Dans le même temps, le système commercial mondial a atteint un point d’inflexion. Les principaux sujets de préoccupation, comme la convergence des politiques climatiques et commerciales, pourraient renforcer la coopération internationale ou fissurer davantage le système. Et de vraies questions se posent sur les limites du multilatéralisme et la nécessité de trouver un nouveau consensus politique au sujet du commerce.

Convergence des questions climatiques et commerciales

En fin d’année dernière, je me suis rendu en Égypte à l’occasion de la Conférence des Nations Unies sur les changements climatiques (COP 27). Il était urgent d’échanger sur le climat.
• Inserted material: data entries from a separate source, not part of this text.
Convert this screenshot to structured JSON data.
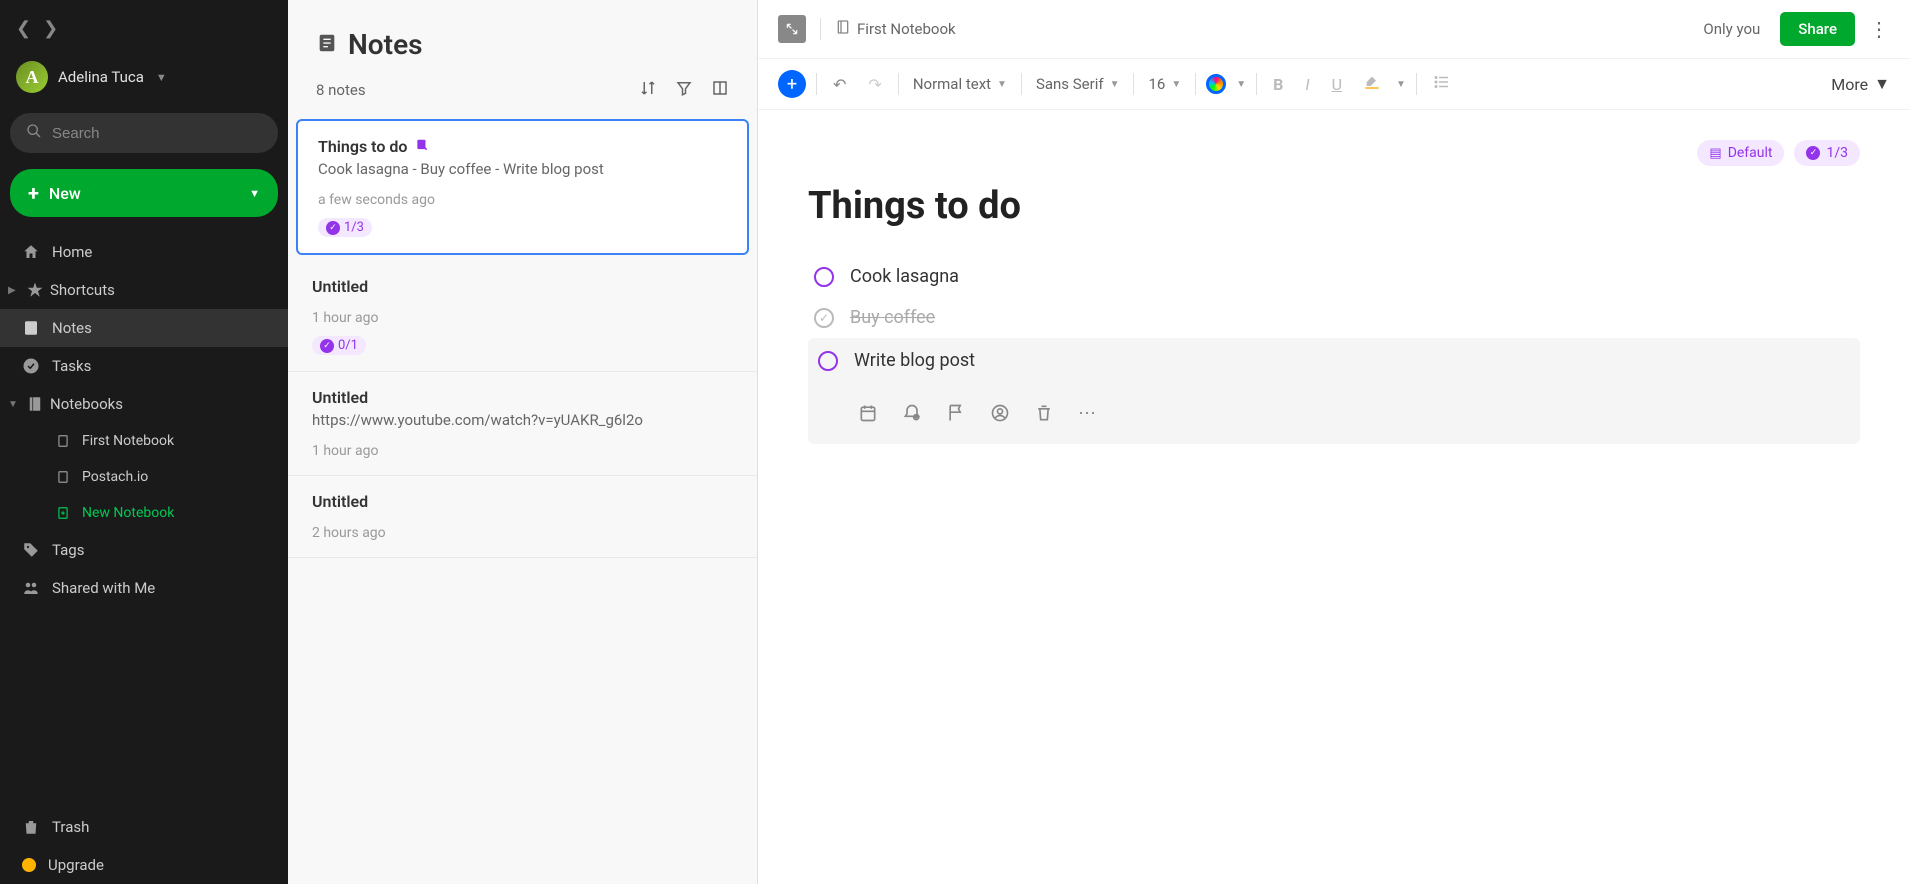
{
  "sidebar": {
    "user_name": "Adelina Tuca",
    "avatar_letter": "A",
    "search_placeholder": "Search",
    "new_label": "New",
    "nav": {
      "home": "Home",
      "shortcuts": "Shortcuts",
      "notes": "Notes",
      "tasks": "Tasks",
      "notebooks": "Notebooks",
      "tags": "Tags",
      "shared": "Shared with Me",
      "trash": "Trash",
      "upgrade": "Upgrade"
    },
    "notebooks": [
      "First Notebook",
      "Postach.io",
      "New Notebook"
    ]
  },
  "notes_pane": {
    "title": "Notes",
    "count": "8 notes",
    "items": [
      {
        "title": "Things to do",
        "preview": "Cook lasagna - Buy coffee - Write blog post",
        "time": "a few seconds ago",
        "badge": "1/3",
        "has_task": true
      },
      {
        "title": "Untitled",
        "preview": "",
        "time": "1 hour ago",
        "badge": "0/1",
        "has_task": false
      },
      {
        "title": "Untitled",
        "preview": "https://www.youtube.com/watch?v=yUAKR_g6l2o",
        "time": "1 hour ago",
        "badge": "",
        "has_task": false
      },
      {
        "title": "Untitled",
        "preview": "",
        "time": "2 hours ago",
        "badge": "",
        "has_task": false
      }
    ]
  },
  "editor": {
    "notebook": "First Notebook",
    "only_you": "Only you",
    "share": "Share",
    "toolbar": {
      "paragraph": "Normal text",
      "font": "Sans Serif",
      "size": "16",
      "more": "More"
    },
    "badges": {
      "default": "Default",
      "progress": "1/3"
    },
    "title": "Things to do",
    "tasks": [
      {
        "text": "Cook lasagna",
        "done": false
      },
      {
        "text": "Buy coffee",
        "done": true
      },
      {
        "text": "Write blog post",
        "done": false
      }
    ]
  }
}
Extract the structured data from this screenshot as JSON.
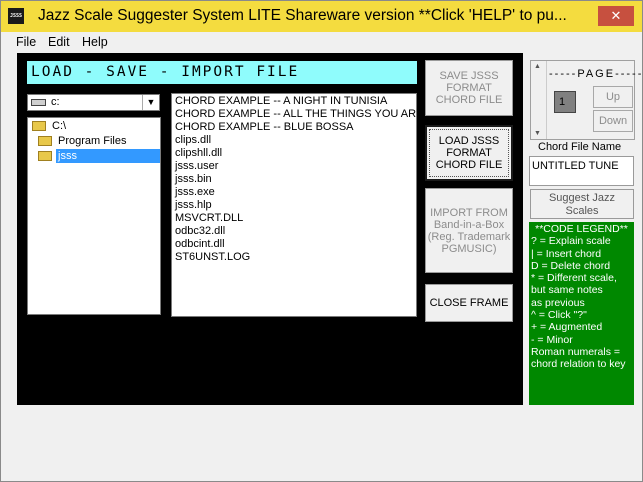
{
  "titlebar": {
    "icon_text": "JSSS",
    "title": "Jazz Scale Suggester System    LITE  Shareware version   **Click 'HELP' to pu...",
    "close_glyph": "✕"
  },
  "menu": [
    "File",
    "Edit",
    "Help"
  ],
  "header": {
    "text": "LOAD - SAVE - IMPORT FILE"
  },
  "drive": {
    "value": "c:",
    "arrow": "▼"
  },
  "directories": [
    {
      "label": "C:\\",
      "selected": false
    },
    {
      "label": "Program Files",
      "selected": false
    },
    {
      "label": "jsss",
      "selected": true
    }
  ],
  "files": [
    "CHORD EXAMPLE -- A NIGHT IN TUNISIA",
    "CHORD EXAMPLE -- ALL THE THINGS YOU ARE",
    "CHORD EXAMPLE -- BLUE BOSSA",
    "clips.dll",
    "clipshll.dll",
    "jsss.user",
    "jsss.bin",
    "jsss.exe",
    "jsss.hlp",
    "MSVCRT.DLL",
    "odbc32.dll",
    "odbcint.dll",
    "ST6UNST.LOG"
  ],
  "buttons": {
    "save_line1": "SAVE JSSS",
    "save_line2": "FORMAT",
    "save_line3": "CHORD FILE",
    "load_line1": "LOAD JSSS",
    "load_line2": "FORMAT",
    "load_line3": "CHORD FILE",
    "import_line1": "IMPORT FROM",
    "import_line2": "Band-in-a-Box",
    "import_line3": "(Reg. Trademark",
    "import_line4": "PGMUSIC)",
    "close_frame": "CLOSE FRAME"
  },
  "page": {
    "label": "-----PAGE-----",
    "number": "1",
    "up": "Up",
    "down": "Down",
    "scroll_up": "▲",
    "scroll_down": "▼"
  },
  "chord_file": {
    "label": "Chord File Name",
    "value": "UNTITLED TUNE"
  },
  "suggest": {
    "line1": "Suggest Jazz",
    "line2": "Scales"
  },
  "legend": {
    "title": "**CODE LEGEND**",
    "lines": [
      "?  = Explain scale",
      "|   = Insert chord",
      "D = Delete chord",
      "*  =  Different scale,",
      "        but same notes",
      "        as previous",
      "^  = Click \"?\"",
      "+  = Augmented",
      "-   = Minor",
      "Roman numerals =",
      "chord relation to key"
    ]
  }
}
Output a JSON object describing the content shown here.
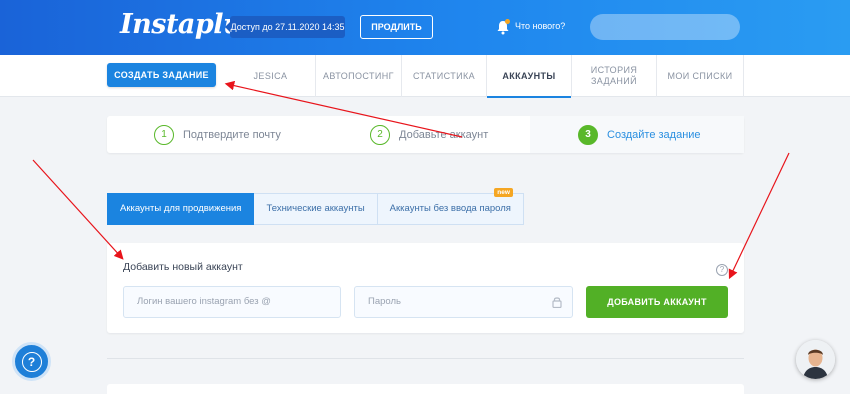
{
  "header": {
    "logo": "Instaplus",
    "access": "Доступ до 27.11.2020 14:35",
    "extend_label": "ПРОДЛИТЬ",
    "whatsnew": "Что нового?"
  },
  "nav": {
    "create_label": "СОЗДАТЬ ЗАДАНИЕ",
    "tabs": [
      {
        "label": "JESICA"
      },
      {
        "label": "АВТОПОСТИНГ"
      },
      {
        "label": "СТАТИСТИКА"
      },
      {
        "label": "АККАУНТЫ",
        "active": true
      },
      {
        "label_line1": "ИСТОРИЯ",
        "label_line2": "ЗАДАНИЙ"
      },
      {
        "label": "МОИ СПИСКИ"
      }
    ]
  },
  "steps": [
    {
      "num": "1",
      "label": "Подтвердите почту"
    },
    {
      "num": "2",
      "label": "Добавьте аккаунт"
    },
    {
      "num": "3",
      "label": "Создайте задание"
    }
  ],
  "subtabs": [
    {
      "label": "Аккаунты для продвижения"
    },
    {
      "label": "Технические аккаунты"
    },
    {
      "label": "Аккаунты без ввода пароля",
      "badge": "new"
    }
  ],
  "add_account": {
    "title": "Добавить новый аккаунт",
    "help": "?",
    "login_placeholder": "Логин вашего instagram без @",
    "password_placeholder": "Пароль",
    "submit_label": "ДОБАВИТЬ АККАУНТ"
  },
  "help_fab": "?",
  "colors": {
    "primary": "#1b84e0",
    "success": "#52b026",
    "annotation_arrow": "#e8141b"
  }
}
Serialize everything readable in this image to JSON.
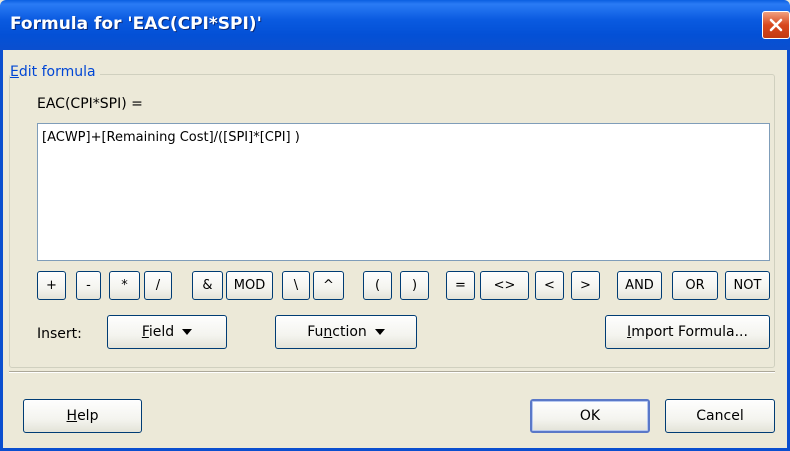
{
  "window": {
    "title": "Formula for 'EAC(CPI*SPI)'"
  },
  "edit_group": {
    "legend_first": "E",
    "legend_rest": "dit formula"
  },
  "formula": {
    "label": "EAC(CPI*SPI) =",
    "value": "[ACWP]+[Remaining Cost]/([SPI]*[CPI] )"
  },
  "operators": [
    "+",
    "-",
    "*",
    "/",
    "&",
    "MOD",
    "\\",
    "^",
    "(",
    ")",
    "=",
    "<>",
    "<",
    ">",
    "AND",
    "OR",
    "NOT"
  ],
  "insert": {
    "label": "Insert:",
    "field": {
      "pre": "",
      "acc": "F",
      "post": "ield"
    },
    "function": {
      "pre": "Fu",
      "acc": "n",
      "post": "ction"
    },
    "import": {
      "pre": "",
      "acc": "I",
      "post": "mport Formula..."
    }
  },
  "footer": {
    "help": {
      "pre": "",
      "acc": "H",
      "post": "elp"
    },
    "ok": "OK",
    "cancel": "Cancel"
  },
  "icons": {
    "close": "close-icon",
    "dropdown": "chevron-down-icon"
  },
  "colors": {
    "title_bar": "#0a5ae0",
    "dialog_bg": "#ece9d8",
    "legend_text": "#0046d5",
    "close_button": "#d8491e"
  }
}
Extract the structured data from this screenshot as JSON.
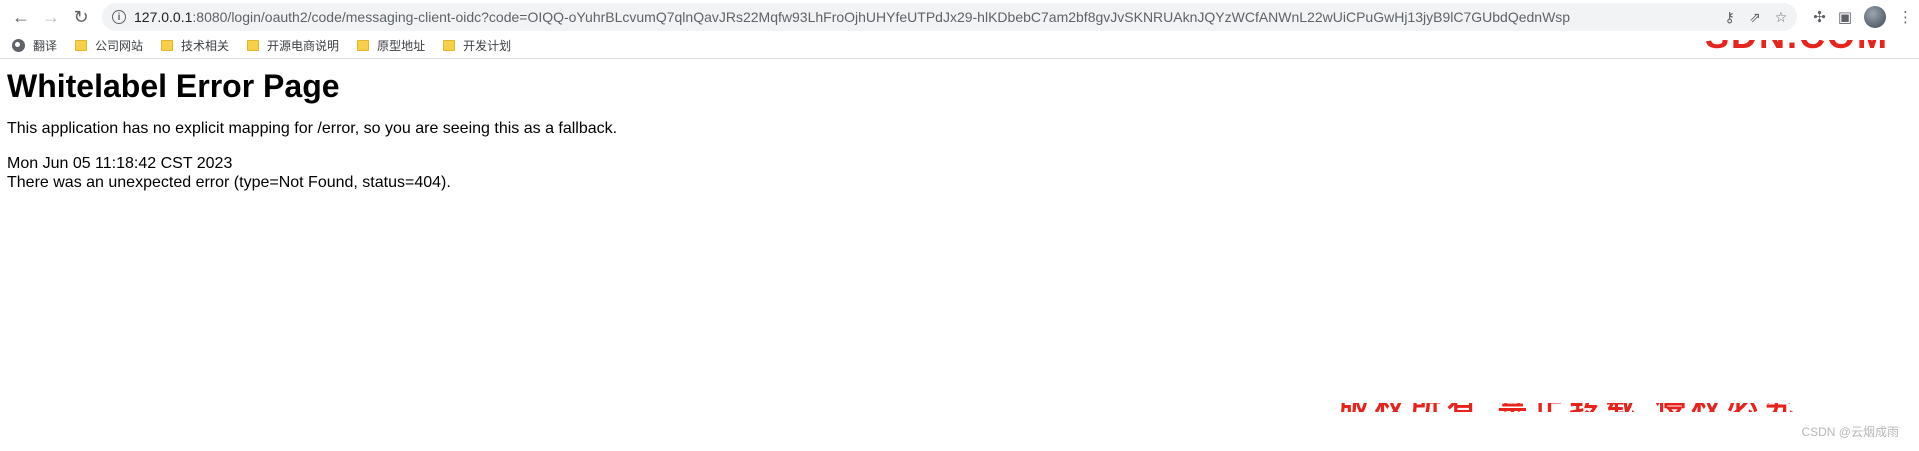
{
  "browser": {
    "nav": {
      "back_icon": "←",
      "forward_icon": "→",
      "reload_icon": "↻"
    },
    "omnibox": {
      "url_host": "127.0.0.1",
      "url_rest": ":8080/login/oauth2/code/messaging-client-oidc?code=OIQQ-oYuhrBLcvumQ7qlnQavJRs22Mqfw93LhFroOjhUHYfeUTPdJx29-hlKDbebC7am2bf8gvJvSKNRUAknJQYzWCfANWnL22wUiCPuGwHj13jyB9lC7GUbdQednWsp"
    },
    "bookmarks": [
      {
        "label": "翻译",
        "icon": "globe-icon"
      },
      {
        "label": "公司网站",
        "icon": "folder-icon"
      },
      {
        "label": "技术相关",
        "icon": "folder-icon"
      },
      {
        "label": "开源电商说明",
        "icon": "folder-icon"
      },
      {
        "label": "原型地址",
        "icon": "folder-icon"
      },
      {
        "label": "开发计划",
        "icon": "folder-icon"
      }
    ]
  },
  "page": {
    "title": "Whitelabel Error Page",
    "message": "This application has no explicit mapping for /error, so you are seeing this as a fallback.",
    "timestamp": "Mon Jun 05 11:18:42 CST 2023",
    "error": "There was an unexpected error (type=Not Found, status=404)."
  },
  "watermark": {
    "csdn": "CSDN @云烟成雨"
  },
  "colors": {
    "watermark_red": "#e8231c",
    "omnibox_bg": "#f1f3f4"
  }
}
Les dirigeants nationaux, les spécialistes de l’environnement, les scientifiques et les chefs d’entreprise se sont tous concentrés sur ce qui pouvait être fait pour lutter contre le réchauffement de la planète.

La conférence elle-même a produit des résultats modestes, mais, rétrospectivement, les actions les plus ambitieuses pourraient bien être les mesures unilatérales décidées l’an dernier par les grands pays, notamment la loi sur la réduction de l’inflation (Inflation Reduction Act — IRA) des États-Unis et le Mécanisme d’ajustement carbone aux frontières (MACF) de l’Union européenne (UE).

La loi américaine adoptée en août dernier est considérée comme un des textes législatifs les plus importants jamais promulgués aux États-Unis en matière de climat. Cette loi prévoit de consacrer 400 milliards de dollars à la question climatique en une décennie. À titre incitatif, par exemple, un crédit d’impôt à la consommation de 7 500 dollars est proposé aux acheteurs de véhicules électriques, et les entreprises manufacturières installées aux États-Unis sont subventionnées pour produire des technologies propres et de l’énergie verte.

Le MACF, qui entre en vigueur en octobre, instaurera une redevance — l’UE prend bien soin de ne pas parler de droit ou de taxe — sur les produits originaires de pays n’ayant pas de mécanismes de tarification du carbone comparables.

L’IRA a essuyé les critiques des partenaires commerciaux des États-Unis non signataires d’accords de libre-échange, qui invoquent le caractère discriminatoire de ces subventions et le risque de voir des investissements liés aux énergies propres affluer de l’étranger, ce qui a incité l’UE à proposer un programme supplémentaire de subventionnement des énergies propres. Le MACF a suscité des inquiétudes, car il est très difficile de mesurer les émissions et de comparer les mécanismes de tarification du carbone ; de ce fait, les décisions unilatérales de l’UE pourraient servir des visées protectionnistes, y compris aux dépens de pays en développement.

Même si les politiques climatiques et commerciales relevaient jusque-là de deux régimes distincts, elles convergent à présent, et s’opposent parfois. Il reste à savoir si les grandes puissances économiques collaboreront entre elles ou suivront chacune leur propre voie.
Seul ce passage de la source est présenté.